Both the natural conditions and human activities have contributed to the degradation of land. Fragile geological structure, forest fire, avalanches and dry landslides are some of the major cause of land degradation whereas deforestation, overgrazing, farming on the steep slope, construction works and excessive use of chemical fertilizers are some major examples of human induce cause.
Increasing population, fragile economy and sometimes farm policies and fuel to it. In its natural condition land is covered by forest trees and other natural vegetation. Trees leave control the speed of the raindrops and allow them to go down to the land surface slowly, which is the favorable condition for the growth of plants and micro organism in the soil.
When trees are felled and the roots mats are destroyed, the soil is the subject to soil erosion by full force of the rains. Heavy rain removes nutrients by washing away the thin top layer of soil and by leaching nutrients deed into the sub-soil thus making it unavailable to plants roots. Air is as much important to soil quality as mineral nutrients and compacted soil poses serious threat to environment in the form of land degradation.
Forest help to maintain the temperature at a lower level and prevent them from rising. In the absence of forest, the entire heat that is not absorbed by the atmosphere but strike the earth’s surface are reflected by the earth’s surface, leading to a rise in atmosphere temperature. The heavy grazing pressure on grazing lands in the mountain areas has speed up the soil erosion, which led to increased run off and compaction of soil.

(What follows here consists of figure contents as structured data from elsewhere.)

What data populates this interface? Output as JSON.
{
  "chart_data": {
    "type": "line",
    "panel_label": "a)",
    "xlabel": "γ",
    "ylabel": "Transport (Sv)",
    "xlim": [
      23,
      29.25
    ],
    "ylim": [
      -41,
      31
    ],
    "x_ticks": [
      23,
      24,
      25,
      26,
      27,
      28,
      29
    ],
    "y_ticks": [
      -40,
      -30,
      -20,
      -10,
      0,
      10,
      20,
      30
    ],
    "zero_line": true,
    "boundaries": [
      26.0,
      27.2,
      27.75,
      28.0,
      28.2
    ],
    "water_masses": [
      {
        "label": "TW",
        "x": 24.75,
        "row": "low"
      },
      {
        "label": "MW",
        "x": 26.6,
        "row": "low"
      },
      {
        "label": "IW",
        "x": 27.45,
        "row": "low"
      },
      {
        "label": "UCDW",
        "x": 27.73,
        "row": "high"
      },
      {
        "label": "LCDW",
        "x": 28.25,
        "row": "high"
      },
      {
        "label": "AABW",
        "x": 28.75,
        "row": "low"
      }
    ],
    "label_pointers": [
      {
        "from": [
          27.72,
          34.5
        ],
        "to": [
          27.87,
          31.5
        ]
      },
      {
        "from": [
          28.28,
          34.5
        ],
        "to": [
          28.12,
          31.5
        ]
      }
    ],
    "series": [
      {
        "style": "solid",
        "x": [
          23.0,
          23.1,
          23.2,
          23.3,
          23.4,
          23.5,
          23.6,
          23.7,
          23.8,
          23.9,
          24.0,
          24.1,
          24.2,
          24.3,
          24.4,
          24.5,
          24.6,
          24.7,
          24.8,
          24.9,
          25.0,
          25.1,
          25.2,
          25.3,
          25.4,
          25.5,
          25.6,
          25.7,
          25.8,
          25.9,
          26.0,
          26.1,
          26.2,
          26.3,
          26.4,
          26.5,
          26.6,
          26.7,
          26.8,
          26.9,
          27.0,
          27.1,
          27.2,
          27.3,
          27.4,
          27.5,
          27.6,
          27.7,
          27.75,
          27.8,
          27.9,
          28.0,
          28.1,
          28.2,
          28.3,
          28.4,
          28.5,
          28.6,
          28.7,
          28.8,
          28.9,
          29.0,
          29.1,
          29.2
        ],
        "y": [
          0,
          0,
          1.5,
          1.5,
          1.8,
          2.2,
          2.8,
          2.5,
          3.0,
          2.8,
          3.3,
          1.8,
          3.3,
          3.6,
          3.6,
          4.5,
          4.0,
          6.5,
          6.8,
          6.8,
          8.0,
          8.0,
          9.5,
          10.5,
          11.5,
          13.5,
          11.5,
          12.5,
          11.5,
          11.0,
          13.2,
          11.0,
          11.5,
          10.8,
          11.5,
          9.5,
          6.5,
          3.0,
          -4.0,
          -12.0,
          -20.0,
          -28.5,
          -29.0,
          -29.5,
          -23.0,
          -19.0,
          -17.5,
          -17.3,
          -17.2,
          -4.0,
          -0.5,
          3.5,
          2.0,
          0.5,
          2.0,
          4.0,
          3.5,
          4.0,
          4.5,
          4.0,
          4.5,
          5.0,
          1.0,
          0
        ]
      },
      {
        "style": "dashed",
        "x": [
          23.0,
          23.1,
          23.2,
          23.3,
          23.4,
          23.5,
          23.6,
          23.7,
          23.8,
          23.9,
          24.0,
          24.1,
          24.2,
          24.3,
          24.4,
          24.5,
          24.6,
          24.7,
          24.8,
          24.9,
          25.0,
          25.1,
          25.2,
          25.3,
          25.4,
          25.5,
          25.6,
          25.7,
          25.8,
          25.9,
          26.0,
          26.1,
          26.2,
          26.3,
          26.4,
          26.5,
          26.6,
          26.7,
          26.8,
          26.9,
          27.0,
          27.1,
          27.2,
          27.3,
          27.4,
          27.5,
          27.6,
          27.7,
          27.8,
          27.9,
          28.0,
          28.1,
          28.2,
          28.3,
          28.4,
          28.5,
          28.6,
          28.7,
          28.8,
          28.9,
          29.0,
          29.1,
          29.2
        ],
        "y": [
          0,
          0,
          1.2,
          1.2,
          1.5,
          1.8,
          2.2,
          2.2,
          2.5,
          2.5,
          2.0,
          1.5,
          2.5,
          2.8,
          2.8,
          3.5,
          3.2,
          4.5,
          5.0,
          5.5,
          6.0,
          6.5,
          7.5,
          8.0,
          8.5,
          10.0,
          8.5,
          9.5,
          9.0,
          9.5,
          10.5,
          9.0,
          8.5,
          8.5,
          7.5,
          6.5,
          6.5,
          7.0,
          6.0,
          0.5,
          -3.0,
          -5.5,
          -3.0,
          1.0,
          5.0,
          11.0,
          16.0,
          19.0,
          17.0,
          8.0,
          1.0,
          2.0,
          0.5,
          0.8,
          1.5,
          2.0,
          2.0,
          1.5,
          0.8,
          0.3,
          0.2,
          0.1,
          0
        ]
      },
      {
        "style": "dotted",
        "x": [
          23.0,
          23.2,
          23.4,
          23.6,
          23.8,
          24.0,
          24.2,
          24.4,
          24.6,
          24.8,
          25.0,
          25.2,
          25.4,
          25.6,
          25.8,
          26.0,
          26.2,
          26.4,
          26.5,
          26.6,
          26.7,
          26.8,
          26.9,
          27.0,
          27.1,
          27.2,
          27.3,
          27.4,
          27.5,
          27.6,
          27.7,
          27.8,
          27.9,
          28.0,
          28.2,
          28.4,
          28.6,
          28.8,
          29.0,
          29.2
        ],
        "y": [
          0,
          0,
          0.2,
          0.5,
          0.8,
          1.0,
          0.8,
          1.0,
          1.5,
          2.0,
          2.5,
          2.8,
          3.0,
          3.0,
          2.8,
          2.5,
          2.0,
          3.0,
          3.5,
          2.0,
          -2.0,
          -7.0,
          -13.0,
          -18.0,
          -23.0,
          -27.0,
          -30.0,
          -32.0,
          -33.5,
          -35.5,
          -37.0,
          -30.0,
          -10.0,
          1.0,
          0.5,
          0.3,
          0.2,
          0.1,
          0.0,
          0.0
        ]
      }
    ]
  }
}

Cultivation on steep slope without taking considerations of improved farming such as terracing in steep slope, use of organic manures and so has contributed to the soil erosion which has resulted in high water turbidity, which further leads to the harmful effects to the aquatic flora and fauna including fish species. Development activities such as construction of roads, buildings, dams and so have further added fuel to it.
All these activities have resulted in the poor socio-economic status and imbalance in the natural ecosystems. Decreased land productivity and wash away of agricultural land due to flooding have given rise to the poor socio-economic status of rural people in Nepal. The productivity of riverine ecosystems has decreased.
It is clear that due to the lack of effective implementation of counter measures, the land degradation problem is increasingly becoming a challenge for the economy and natural ecosystems in Nepal.
It is realized that the balance between the land degradation and restoration rates should be maintained so as not to further degrade the land. The effective implementation of land restoration measures with full fledged political and bereaurocratic commitments and sound technology are urgently required.